Many private equity firms are planning to lend or buy stakes of the organizations struggling with the fallout. The top private equity firms like Blackstone, KKR, Carlyle has a record $1.5 trillion in cash and are actively seeking deals. Furthermore, they are exploring to buy minority stakes in public companies to receive an immediate cash infusion.
Pennant Park has $3.5 billion in assets and may lend to 135 companies. They are looking for avenues to allocate capital. Many well-known businesses have turned to Wall Street firms and commercial banks. Many have issued bonds to investors. The biggest deal of 2020 is that of Aon Pic’s $30 billion acquisition of Wills Towers Watson Pic. Nordic private equity firm EQT AB has entered into discussions to buy Air Liquide SA, a French industrial-gas company dealing with hygiene products.
Meanwhile, private equity funds’ portfolio companies in Spain, the hardest-hit country by the coronavirus pandemic have initiated actions to alleviate the corona pandemic. They are donating money and food, manufacturing masks, respirators, and other medical equipment, funding scientific research, providing free accommodation, artificial intelligence platforms for service of society, among many others.

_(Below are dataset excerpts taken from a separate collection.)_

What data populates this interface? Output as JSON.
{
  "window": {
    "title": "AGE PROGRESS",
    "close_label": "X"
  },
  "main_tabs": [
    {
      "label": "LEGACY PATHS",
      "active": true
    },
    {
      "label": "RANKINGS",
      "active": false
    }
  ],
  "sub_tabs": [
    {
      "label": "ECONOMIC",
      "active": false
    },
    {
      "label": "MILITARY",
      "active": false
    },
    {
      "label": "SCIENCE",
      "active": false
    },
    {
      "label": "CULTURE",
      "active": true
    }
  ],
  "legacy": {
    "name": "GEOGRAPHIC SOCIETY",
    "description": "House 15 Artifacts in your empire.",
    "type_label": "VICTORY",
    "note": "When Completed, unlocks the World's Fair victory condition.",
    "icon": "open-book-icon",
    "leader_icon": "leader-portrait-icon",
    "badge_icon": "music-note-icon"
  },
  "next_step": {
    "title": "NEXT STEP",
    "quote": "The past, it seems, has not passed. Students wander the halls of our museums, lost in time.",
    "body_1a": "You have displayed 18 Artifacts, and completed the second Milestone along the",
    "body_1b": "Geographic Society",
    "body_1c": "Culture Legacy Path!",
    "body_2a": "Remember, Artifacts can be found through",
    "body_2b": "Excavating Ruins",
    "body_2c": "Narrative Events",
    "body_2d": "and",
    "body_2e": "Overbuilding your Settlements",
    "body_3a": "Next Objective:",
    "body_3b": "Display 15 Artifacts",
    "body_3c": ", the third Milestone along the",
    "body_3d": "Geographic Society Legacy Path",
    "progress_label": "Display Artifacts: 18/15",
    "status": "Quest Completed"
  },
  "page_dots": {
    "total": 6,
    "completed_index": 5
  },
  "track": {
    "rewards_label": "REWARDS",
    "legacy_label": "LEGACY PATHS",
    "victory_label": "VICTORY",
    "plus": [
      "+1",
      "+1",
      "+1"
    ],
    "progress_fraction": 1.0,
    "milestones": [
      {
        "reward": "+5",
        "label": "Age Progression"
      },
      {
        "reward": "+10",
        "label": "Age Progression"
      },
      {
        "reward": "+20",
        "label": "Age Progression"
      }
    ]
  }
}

Though the PE industry is in the resilient mode in the current crisis, they need to have actions and priorities through the social citizenship perspective. Let’s explore more about this here.
Priorities of PE firms during the pandemic
Many leading and best private equity firms have already started these processes. Here is a quick view of the priorities a PE firm should take during this pandemic.
Employee wellness
PE firms must ensure that their employees prioritize their and their family’s health, energy, and stress levels. They need to expand their remote technology and back-office infrastructure. Further, they can promote virtual training, telehealth services, provide appropriate training for the new operating model. They are in a position to maintain connectivity with the organization amidst critical conditions.
Business continuity
PE firms must maintain their machinery running, continue evaluating investment pipeline, maintain investment-committee discussions, and manage all the processes as it was. Further, they should interact with their portfolio company leaders, private equity association members, and review meetings virtually as much as possible to reduce lead time on action plans. This would enable to respond faster to the prevailing and emerging challenges in a smoother way.
Support for Portfolio companies
PE firms must get clarity on where their portfolio companies are struggling, need support and deliver the same. The industry sector on which the portfolio company operates may affect their growth. The portfolio companies serving in healthcare or essentials must operate at the peak, while others may face unexpected drops. They need to help with allocating time and resources.
Support for limited partners
Limited partners look forward to the private equity firms to talk about the investment scenario during this kind of humanitarian crisis. PE firms must reinforce the value and credibility of sponsors with full support.
In a nutshell…
The influence of COVID-19 on human lives and economic damage is still uncertain. The underlying companies have thousands of employees are confused and looking forward to directions during the crisis. At this juncture, private equity firms must move quickly and decisively on new investments, support existing companies, and its employees, while positioning themselves to recover from this pandemic COVID-19 crisis.